TRAF6, as a pivotal signal transduction protein, can activate multiple downstream signaling pathways to influence physiological functions and pathological processes, including MAPK and PI3K/AKT signaling pathways. For example, KDM4B promoted cancer growth and glucose metabolism in CRC through TRAF6 mediated AKT activation20. In addition, TRAF6 can activate ERK in CD40 signaling along the Ras independent pathway21. In our study, UBE2S knockdown promoted the CRC proliferation by increasing TRAF6 protein, which was reversed by MAPK inhibitor U0126, PI3K/AKT inhibitor Ipataserib or mTORC1 inhibitor rapamycin, respectively. Sun et al. reported that TRAF6 was upregulated in colon cancer and promoted the proliferation of colon cancer cells22. In gastric cancer progression, POU5F1 promoted cancer cell proliferation by reducing the ubiquitination level of TRAF643. In our study, the expression of UBE2S was lower in CRC than in adjacent tissues while the expression of TRAF6 protein was increased, which led to the CRC growth. Increased expression of TRAF6 protein can promote metastasis of colorectal cancer.
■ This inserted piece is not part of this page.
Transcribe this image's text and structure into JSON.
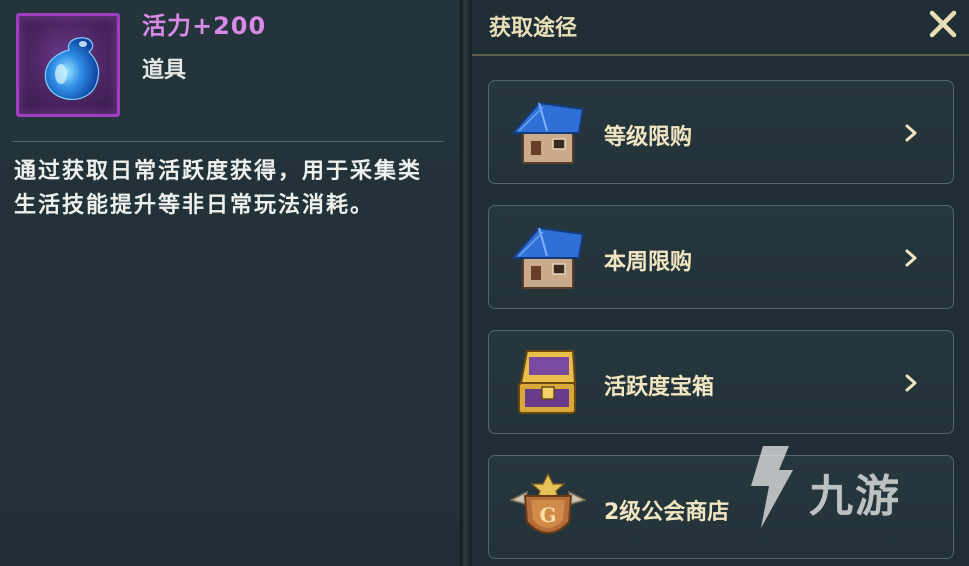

In CRC cells, we found that TRAF6 also plays an important role in their proliferation. As a hub gene for activating the MAPK and PI3K/AKT pathways, TRAF6 protein was negatively correlated with UBE2S protein expression. Interfering TRAF6 expression in wild-type HCT116 and RKO cells showed that MAPK/ERK and PI3K/AKT pathways were significantly inhibited with decreased p-AKT and mTOR proteins, and thus CRC cell proliferation was inhibited. A novel inhibitor targeting TRAF6 for hepatocellular carcinoma treatment has also been identified, and further clinical trials are needed44. This study identified that UBE2S inhibited CRC proliferation through reducing TRAF6 protein mediated activation of MAPK/ERK and PI3K/AKT/mTOR pathways. Due to the lack of effective ubiquitination agonist widely applied in clinical practice, this study only used inhibitors for experiments. In the future, further experiments can be conducted to detect the role of ubiquitination agonists in the protective function of UBE2S in CRC. In addition, significant progress has been made in reactivating ubiquitinated systems through the utilization of advanced techniques and a deeper understanding of ubiquitin biology, such as protein-targeted chimeric molecules (PROTACs) and hydrophobic tags (HYTs), to generate novel therapeutic strategies for various human diseases, including cancer45,46. Consequently, the advancement of technology stands poised to greatly facilitate the unraveling of the enigma surrounding UBE2S. Future studies should focus on UBE2S and its downstream pathways as potential anticancer drug targets. This includes developing UBE2S-specific chemical probes and evaluating their efficacy in clinical trials, which may provide new supplementary therapeutics for CRC.

Conclusion

This study reveals that UBE2S expression is lower in colorectal cancer tissues than in adjacent tissues, and is positively correlated with the overall survival rate of CRC patients. We firstly identify that the UBE2S/TRAF6/MAPK and PI3K/AKT/mTOR axes are novel pathways mediating CRC proliferation. Drugs targeting UBE2S and MAPK and PI3K/AKT/mTOR pathways may have potential therapeutic value for colorectal cancer.